EDITORIAL - The Harrison-Llewellyn tango
ANY INITIAL observation about Dirk Harrison's appointment as Jamaica's contractor general is that it will change the public tone and style of the office.
On the matter of substance, we have no reason to believe that Mr Harrison will be any less a tenacious watchdog against public corruption than his predecessor, Greg Christie.
But a so far little commented on factor - and a matter to watch - is the dynamic that is likely to emerge in the relationship between the Office of the Contractor General (OCG) under Mr Harrison and the Office of the Director of Public Prosecutions (DPP), where he was a senior deputy and Paula Llewellyn is still in charge.
With regard to our initial point, Mr Harrison is a mild-mannered, soft-spoken man who, on the face of it, preferred the quiet of the back room, mapping the cases he prosecuted. He was sparing in his media engagements - even in high-profile cases he won.
In that sense, he is different to Mr Christie, who issued media releases with the frequency of Jamaican potholes - not only about elements of his investigations but in response to almost every statement about the OCG that had a whiff of inaccuracy.
The great upside to Mr Christie's strategy is that it lifted the profile of his office as well as the issue of public-sector corruption and caused public servants, afraid of his public scolding, to be increasingly compliant with procurement rules. Mr Christie's critics, however, argued that he drove the public sector to inertia, slowing decision-making, thus undermining projects critical to national development.
We are certain that Dirk Harrison will find his own voice. We hope it will be effective.
On the matter of the dynamic between the OCG and the DPP, what happens, under the laws as they now stand, is crucial to a successful fight against public corruption. While the OCG investigates and recommends prosecutions, it is the DPP that decides whether a case is worthy of going to court.
CHRISTIE'S SOBER SUCCESSOR
It was Greg Christie's perennial complaint that the Office of the DPP, under Ms Llewellyn, did not sufficiently prosecute cases referred to it. His attitude appeared to soften a bit when corruption matters were assigned to Mr Harrison.

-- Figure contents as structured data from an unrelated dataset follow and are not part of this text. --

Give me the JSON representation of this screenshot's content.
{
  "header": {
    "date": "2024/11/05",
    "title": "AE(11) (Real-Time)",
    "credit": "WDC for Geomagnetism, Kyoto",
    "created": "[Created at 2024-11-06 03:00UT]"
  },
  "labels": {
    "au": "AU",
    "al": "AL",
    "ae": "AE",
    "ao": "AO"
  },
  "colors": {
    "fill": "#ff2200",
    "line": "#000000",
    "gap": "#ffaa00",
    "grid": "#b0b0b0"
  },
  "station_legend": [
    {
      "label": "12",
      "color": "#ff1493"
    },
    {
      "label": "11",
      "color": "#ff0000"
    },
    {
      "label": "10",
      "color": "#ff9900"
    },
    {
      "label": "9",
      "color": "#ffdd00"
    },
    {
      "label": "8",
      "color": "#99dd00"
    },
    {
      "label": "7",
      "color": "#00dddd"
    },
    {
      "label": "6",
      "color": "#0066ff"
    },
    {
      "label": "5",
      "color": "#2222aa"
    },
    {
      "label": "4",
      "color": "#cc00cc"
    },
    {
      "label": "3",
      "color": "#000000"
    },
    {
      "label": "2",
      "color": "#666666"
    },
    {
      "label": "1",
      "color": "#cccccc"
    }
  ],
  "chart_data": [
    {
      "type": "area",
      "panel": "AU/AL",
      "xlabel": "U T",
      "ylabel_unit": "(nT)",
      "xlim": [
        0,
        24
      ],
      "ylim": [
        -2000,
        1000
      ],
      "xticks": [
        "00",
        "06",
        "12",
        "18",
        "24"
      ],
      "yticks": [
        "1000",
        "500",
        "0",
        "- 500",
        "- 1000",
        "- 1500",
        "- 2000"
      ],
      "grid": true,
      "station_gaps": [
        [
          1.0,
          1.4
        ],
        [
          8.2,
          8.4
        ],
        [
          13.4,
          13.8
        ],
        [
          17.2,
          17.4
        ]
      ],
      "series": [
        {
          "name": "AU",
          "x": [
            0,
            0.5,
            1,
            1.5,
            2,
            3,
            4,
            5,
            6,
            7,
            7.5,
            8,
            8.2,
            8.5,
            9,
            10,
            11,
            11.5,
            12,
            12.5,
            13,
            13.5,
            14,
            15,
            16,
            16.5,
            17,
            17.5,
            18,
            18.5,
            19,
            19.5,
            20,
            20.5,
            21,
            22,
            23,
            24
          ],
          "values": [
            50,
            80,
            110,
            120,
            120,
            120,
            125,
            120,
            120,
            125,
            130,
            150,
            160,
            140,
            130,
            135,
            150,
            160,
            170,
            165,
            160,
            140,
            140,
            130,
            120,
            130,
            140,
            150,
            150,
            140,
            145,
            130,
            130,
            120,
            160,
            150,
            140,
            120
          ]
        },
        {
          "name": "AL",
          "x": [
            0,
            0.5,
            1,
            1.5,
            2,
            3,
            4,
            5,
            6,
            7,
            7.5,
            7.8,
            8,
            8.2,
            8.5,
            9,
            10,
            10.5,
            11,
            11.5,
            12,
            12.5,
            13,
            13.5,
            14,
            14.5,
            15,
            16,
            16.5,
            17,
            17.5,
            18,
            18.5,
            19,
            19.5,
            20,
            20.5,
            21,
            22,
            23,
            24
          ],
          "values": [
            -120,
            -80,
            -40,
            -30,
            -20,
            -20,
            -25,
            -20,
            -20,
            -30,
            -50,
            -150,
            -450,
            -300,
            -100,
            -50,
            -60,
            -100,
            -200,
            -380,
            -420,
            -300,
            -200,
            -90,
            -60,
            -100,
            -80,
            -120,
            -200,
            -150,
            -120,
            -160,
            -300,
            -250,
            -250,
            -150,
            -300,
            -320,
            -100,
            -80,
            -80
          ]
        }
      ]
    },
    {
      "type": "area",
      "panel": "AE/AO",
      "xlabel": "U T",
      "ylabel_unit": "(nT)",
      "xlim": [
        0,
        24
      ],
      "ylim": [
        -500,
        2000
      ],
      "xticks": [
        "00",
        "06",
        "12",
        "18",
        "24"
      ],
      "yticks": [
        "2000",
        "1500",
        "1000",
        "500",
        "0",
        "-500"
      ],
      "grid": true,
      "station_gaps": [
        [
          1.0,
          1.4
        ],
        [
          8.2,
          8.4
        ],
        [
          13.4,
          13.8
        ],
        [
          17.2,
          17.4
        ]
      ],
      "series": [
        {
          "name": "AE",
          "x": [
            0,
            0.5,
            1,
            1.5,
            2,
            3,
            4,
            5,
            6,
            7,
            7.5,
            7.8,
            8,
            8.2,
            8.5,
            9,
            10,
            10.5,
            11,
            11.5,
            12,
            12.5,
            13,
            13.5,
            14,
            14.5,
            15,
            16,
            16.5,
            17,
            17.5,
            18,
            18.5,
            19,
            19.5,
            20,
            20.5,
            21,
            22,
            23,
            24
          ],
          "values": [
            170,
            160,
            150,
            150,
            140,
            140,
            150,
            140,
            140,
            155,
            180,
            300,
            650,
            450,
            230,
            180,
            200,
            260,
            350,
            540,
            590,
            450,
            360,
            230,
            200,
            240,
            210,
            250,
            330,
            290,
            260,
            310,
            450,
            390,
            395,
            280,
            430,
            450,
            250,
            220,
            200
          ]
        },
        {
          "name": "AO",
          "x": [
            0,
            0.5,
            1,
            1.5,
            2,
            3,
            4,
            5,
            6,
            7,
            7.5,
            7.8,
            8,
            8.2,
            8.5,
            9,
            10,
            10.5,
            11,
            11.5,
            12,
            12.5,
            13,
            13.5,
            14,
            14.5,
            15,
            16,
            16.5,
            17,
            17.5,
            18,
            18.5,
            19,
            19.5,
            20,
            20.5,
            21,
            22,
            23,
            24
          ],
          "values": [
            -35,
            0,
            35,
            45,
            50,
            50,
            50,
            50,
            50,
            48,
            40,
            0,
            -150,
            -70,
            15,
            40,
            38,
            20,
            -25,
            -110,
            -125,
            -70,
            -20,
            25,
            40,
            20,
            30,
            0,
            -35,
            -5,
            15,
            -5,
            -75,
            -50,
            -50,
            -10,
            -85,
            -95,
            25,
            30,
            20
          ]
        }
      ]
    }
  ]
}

We, therefore, read much in Mr Christie's comment on his successor's appointment: "We have relied on his counsel and guidance and I have, at all times, found his advice, as a criminal law practitioner, to be sober, comprehensive, sound and incisive."
In other words, he seems to be saying the problem was elsewhere, other than with Dirk Harrison.
Whatever may have been the state of their relationship at the Office of the DPP, it is now a new tango between Paula Llewellyn and Dirk Harrison. We hope that they find a workable rhythm, in step with the desire of Jamaica to eliminate corruption, while being fair to all stakeholders.
But we perceive Mr Harrison's appointment as an interim development. The next move must be a single anti-corruption agency with prosecutorial powers.